Design – Desktop application, dependency injection

dependency-injectiondesignservice-locatoruser interface

I am thinking of applying a real dependency injection library to my toy C#/GTK# desktop application. I chose NInject, but I think this is irrelevant to my question.

There is a database object, a main window and several utility window classes. It's clear that I can inject the database into every window object, so here DI is useful. But does it make sense to inject utility window classes into other window classes?

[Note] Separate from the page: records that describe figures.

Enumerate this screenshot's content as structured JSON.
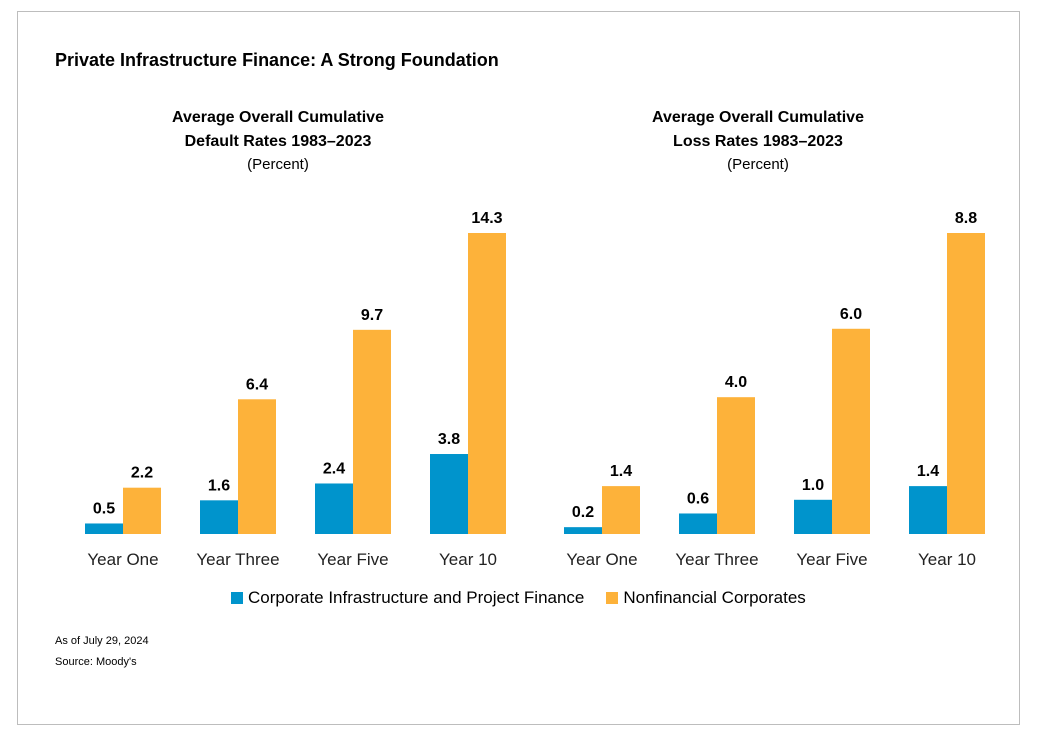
{
  "title": "Private Infrastructure Finance: A Strong Foundation",
  "colors": {
    "corporate_infra": "#0094cc",
    "nonfinancial": "#fdb23a"
  },
  "legend": [
    "Corporate Infrastructure and Project Finance",
    "Nonfinancial Corporates"
  ],
  "notes": {
    "date": "As of July 29, 2024",
    "source": "Source: Moody's"
  },
  "chart_data": [
    {
      "type": "bar",
      "title_line1": "Average Overall Cumulative",
      "title_line2": "Default Rates 1983–2023",
      "subtitle": "(Percent)",
      "categories": [
        "Year One",
        "Year Three",
        "Year Five",
        "Year 10"
      ],
      "series": [
        {
          "name": "Corporate Infrastructure and Project Finance",
          "values": [
            0.5,
            1.6,
            2.4,
            3.8
          ]
        },
        {
          "name": "Nonfinancial Corporates",
          "values": [
            2.2,
            6.4,
            9.7,
            14.3
          ]
        }
      ],
      "value_labels": [
        [
          "0.5",
          "1.6",
          "2.4",
          "3.8"
        ],
        [
          "2.2",
          "6.4",
          "9.7",
          "14.3"
        ]
      ],
      "ylim": [
        0,
        14.3
      ]
    },
    {
      "type": "bar",
      "title_line1": "Average Overall Cumulative",
      "title_line2": "Loss Rates 1983–2023",
      "subtitle": "(Percent)",
      "categories": [
        "Year One",
        "Year Three",
        "Year Five",
        "Year 10"
      ],
      "series": [
        {
          "name": "Corporate Infrastructure and Project Finance",
          "values": [
            0.2,
            0.6,
            1.0,
            1.4
          ]
        },
        {
          "name": "Nonfinancial Corporates",
          "values": [
            1.4,
            4.0,
            6.0,
            8.8
          ]
        }
      ],
      "value_labels": [
        [
          "0.2",
          "0.6",
          "1.0",
          "1.4"
        ],
        [
          "1.4",
          "4.0",
          "6.0",
          "8.8"
        ]
      ],
      "ylim": [
        0,
        8.8
      ]
    }
  ]
}
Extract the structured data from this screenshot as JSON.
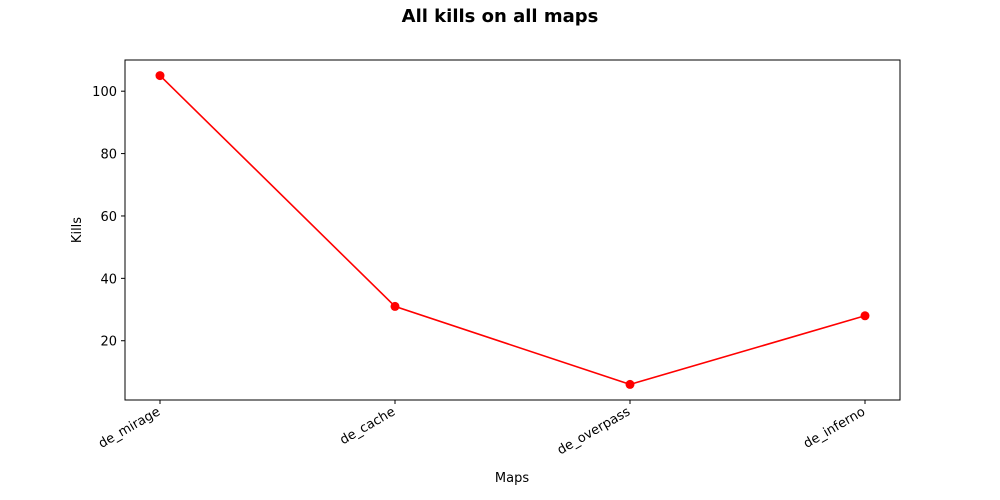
{
  "chart_data": {
    "type": "line",
    "title": "All kills on all maps",
    "xlabel": "Maps",
    "ylabel": "Kills",
    "categories": [
      "de_mirage",
      "de_cache",
      "de_overpass",
      "de_inferno"
    ],
    "series": [
      {
        "values": [
          105,
          31,
          6,
          28
        ]
      }
    ],
    "ylim": [
      1,
      110
    ],
    "yticks": [
      20,
      40,
      60,
      80,
      100
    ],
    "grid": false,
    "color": "#ff0000"
  }
}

Example: I have classes such as:

class MainWindow {…}
class AddItemWindow {…}
class AddAttachmentWindow {…}
class BrowseItemsWindow {…}
class QueryBuilderWindow {…}
class QueryBrowserWindow {…}
class PreferencesWindow {…}
…

Each of the utility classes can be opened from MainWindow. Some utility windows can also be opened from other utility windows. Generally, there might be a really complex graph of who can open whom. So each of those classes might need quite a lot of other window classes injected. I'm worried that such usage will go against the suggestion not to inject too many classes at once and become a code smell. Should I use some kind of a service locator object here?

Best Answer

I'd suggest a UtilityWindowOpener class. Its methods will open the various utility windows. Then you can just inject a UtilityWindowOpener anywhere you may need to open a utility window. The UtilityWindowOpener will then have the various utility windows injected (or possibly create them on demand, that's hidden behind the interface). It'll also bring all navigation logic into fewer locations.